Moro juiz já teria autorizado condução coercitiva contra o Moro consultor, diz advogada
Para Gisele Citadino (ABJD), conflito de interesses na nova função “é o mais visível possível”. “Moro faz tudo que faz, e não há nenhum tipo de responsabilização”, destaca advogado José Carlos Portella Junior
Publicado 07/12/2020 - 13h36
São Paulo – A nova função do ex-juiz e ex-ministro da Justiça Sergio Moro continua causando repercussões negativas no meio jurídico. Advogados apontam questões éticas que envolvem conflitos de interesse após ele se tornar sócio-diretor da empresa de consultoria estadunidense Alvarez & Marsal (A&M). Isso porque ele possuiu “informações privilegiadas” de empresas como a Odebrecht e a OAS, que aparecem na lista de clientes da consultoria.
Além disso, essa sua nova função também reforça a tese de suspeição envolvendo o então juiz Moro. Já que a defesa do ex-presidente Luiz Inácio Lula da Silva apresentou documento emitido pela própria A&M confirmando que o tríplex de Guarujá pertencia à própria OAS.
“Se o juiz Sergio Moro ainda estivesse em atuação ele talvez não tivesse grande dificuldade em decretar alguma espécie de busca e apreensão, talvez até mesmo uma condução coercitiva, em relação ao advogado Sergio Moro”, afirmou a advogada Gisele Citadino.
Coordenadora do Programa de Pós-Graduação em Direito da PUC-Rio, e integrante da Associação Brasileira de Juristas pela Democracia (ABJD), em entrevista ao programa Revista Brasil TVT, Gisele afirmou que o conflito de natureza ética “é o mais visível possível”.
O contrato de Moro com a A&M prevê remuneração mensal de R$ 140 mil – 1,7 milhão por ano.

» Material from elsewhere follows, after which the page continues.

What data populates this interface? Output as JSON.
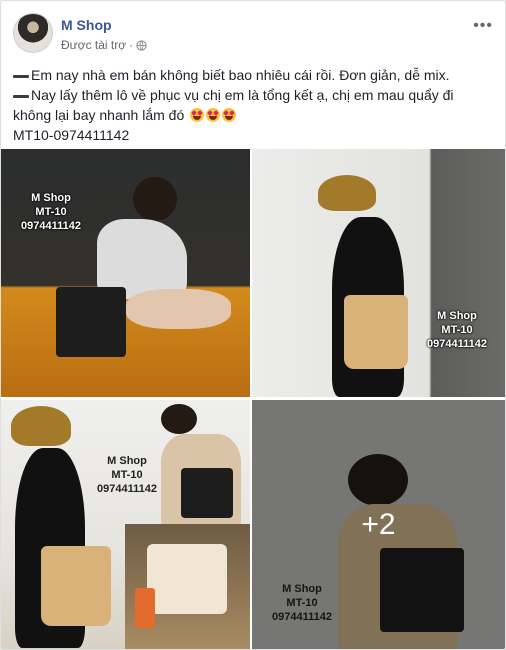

Pelo acordo, ele também deverá fixar residência nos Estados Unidos. Por esses fatos, Gisele comparou a ação de Moro a uma espécie de “programa de proteção à testemunha”.

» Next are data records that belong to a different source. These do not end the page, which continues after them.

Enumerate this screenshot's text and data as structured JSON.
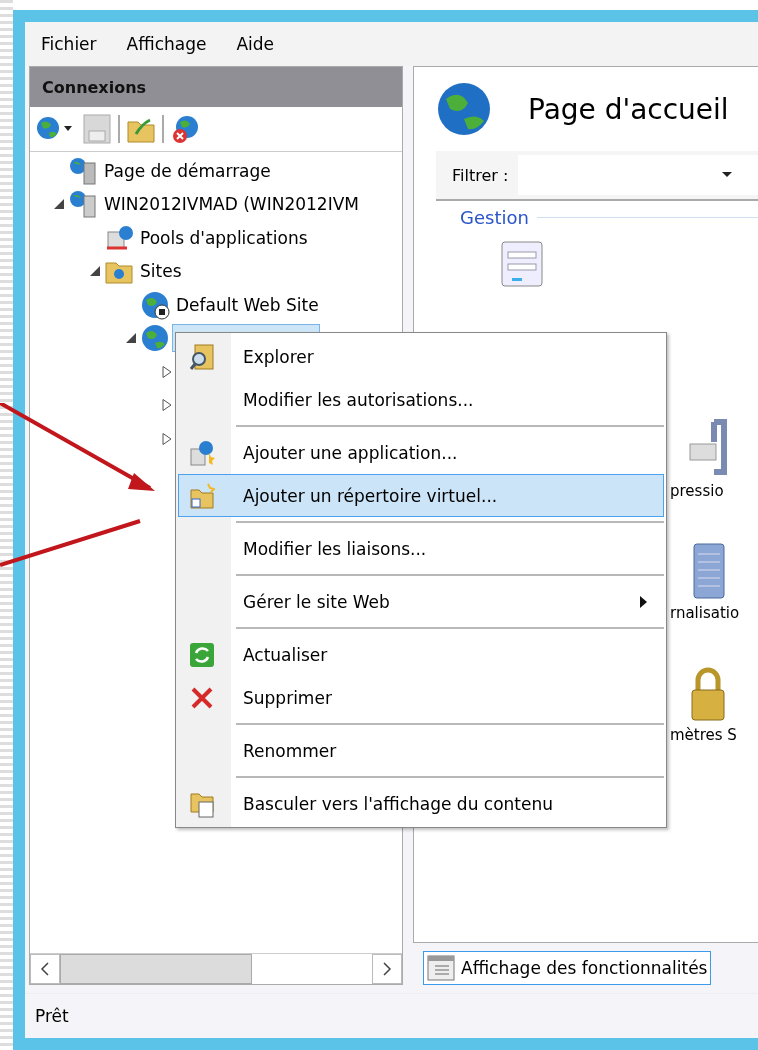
{
  "menu_bar": [
    "Fichier",
    "Affichage",
    "Aide"
  ],
  "connections": {
    "title": "Connexions",
    "tree": [
      {
        "label": "Page de démarrage",
        "kind": "start",
        "selected": false
      },
      {
        "label": "WIN2012IVMAD (WIN2012IVM",
        "kind": "server",
        "expanded": true,
        "selected": false,
        "children": [
          {
            "label": "Pools d'applications",
            "kind": "pools",
            "selected": false
          },
          {
            "label": "Sites",
            "kind": "sites",
            "expanded": true,
            "selected": false,
            "children": [
              {
                "label": "Default Web Site",
                "kind": "site",
                "stopped": true,
                "selected": false
              },
              {
                "kind": "site",
                "stopped": false,
                "expanded": true,
                "selected": true,
                "children": [
                  {
                    "expanded": false,
                    "selected": false
                  },
                  {
                    "expanded": false,
                    "selected": false
                  },
                  {
                    "expanded": false,
                    "selected": false
                  }
                ]
              }
            ]
          }
        ]
      }
    ]
  },
  "home": {
    "title": "Page d'accueil",
    "filter_label": "Filtrer :",
    "group": "Gestion",
    "features": [
      {
        "kind": "editor"
      },
      {
        "label": "pressio",
        "kind": "clamp"
      },
      {
        "label": "rnalisatio",
        "kind": "notebook"
      },
      {
        "label": "mètres S",
        "kind": "lock"
      }
    ],
    "view_tab": {
      "label": "Affichage des fonctionnalités",
      "selected": true
    }
  },
  "status_bar": "Prêt",
  "context_menu": [
    {
      "kind": "item",
      "label": "Explorer",
      "selected": false,
      "submenu": false
    },
    {
      "kind": "item",
      "label": "Modifier les autorisations...",
      "selected": false,
      "submenu": false
    },
    {
      "kind": "separator"
    },
    {
      "kind": "item",
      "label": "Ajouter une application...",
      "selected": false,
      "submenu": false
    },
    {
      "kind": "item",
      "label": "Ajouter un répertoire virtuel...",
      "selected": true,
      "submenu": false
    },
    {
      "kind": "separator"
    },
    {
      "kind": "item",
      "label": "Modifier les liaisons...",
      "selected": false,
      "submenu": false
    },
    {
      "kind": "separator"
    },
    {
      "kind": "item",
      "label": "Gérer le site Web",
      "selected": false,
      "submenu": true
    },
    {
      "kind": "separator"
    },
    {
      "kind": "item",
      "label": "Actualiser",
      "selected": false,
      "submenu": false
    },
    {
      "kind": "item",
      "label": "Supprimer",
      "selected": false,
      "submenu": false
    },
    {
      "kind": "separator"
    },
    {
      "kind": "item",
      "label": "Renommer",
      "selected": false,
      "submenu": false
    },
    {
      "kind": "separator"
    },
    {
      "kind": "item",
      "label": "Basculer vers l'affichage du contenu",
      "selected": false,
      "submenu": false
    }
  ]
}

“Ele destruiu todas as nossas empreiteiras, e isso é algo que interessa diretamente aos Estados Unidos. Agora ele recebe uma espécie de contrapartida, porque vai viver nos Estados Unidos, ganhando um excelente salário”, declarou.
Suspeitíssimo
A jurista também diz que Moro “se vendeu” ao virar ministro do governo Bolsonaro, após ter decretado a prisão do ex-presidente Luiz Inácio Lula da Silva, que era o principal concorrente do atual presidente nas eleições de 2018. Além disso, ela também destacou que as reportagens do The Intercept Brasil tornaram evidente o conluio montado entre Moro e os procuradores da Lava Jato para tirar Lula da disputa.
“O ex-presidente Lula espera, há exatos dois anos, que o Supremo Tribunal Federal (STF) decida pela suspeição do juiz Sergio Moro. Poderia ter feito isso, por exemplo, quando Moro ocupava a função de ministro da Justiça. Ele tira o principal adversário de Bolsonaro do processo eleitoral e depois assume o ministério. Só isso, em qualquer lugar decente do mundo, já seria o suficiente para que a parcialidade do juiz fosse decretada”, afirmou.
O advogado criminalista José Carlos Portela Júnior, integrante do Coletivo Advogadas e Advogados pela Democracia (Caad), apontou também que o novo vínculo de Moro é um “absurdo” que chamaria a atenção das autoridades em qualquer país com uma democracia consolidada. “É um problema de ética, mas também um problema legal, de conflito de interesses. O que reforça a tese de que a Lava Jato era um processo político.”
Em entrevista ao Jornal Brasil Atual nesta segunda-feira (7), ele disse que “já passou da hora” de o STF analisar a suspeição de Moro. “É mais um fato, não bastassem os outros já reveladores. Como, por exemplo, o fato dele ter ‘se vendido’ para Bolsonaro e ter ocupado o cargo de ministro”, afirmou Portella.
“Parece piada”
Para ambos, também causa estranheza Moro trabalhar agora assessorando as empresas que ele ajudou a quebrar. “Isso é uma piada. Ele destrói as empreiteiras, condena seus principais executivos, prende por um longo tempo o proprietário da Odebrecht. E agora vai trabalhar para ajudar a refazer e a reorganizar as atividades das empreiteiras que ele quebrou”, disse Gisele.
“Na verdade, o que Moro vai fazer é dar um verniz de moralidade para as empresas”, afirmou Portella. Segundo ele, o mais preocupante são as “informações privilegiadas” que ele recebeu quando era juiz. O advogado disse, ainda, que o julgamento da sua suspeição no STF serviria de “recado” para outros juízes não seguirem a mesma trilha.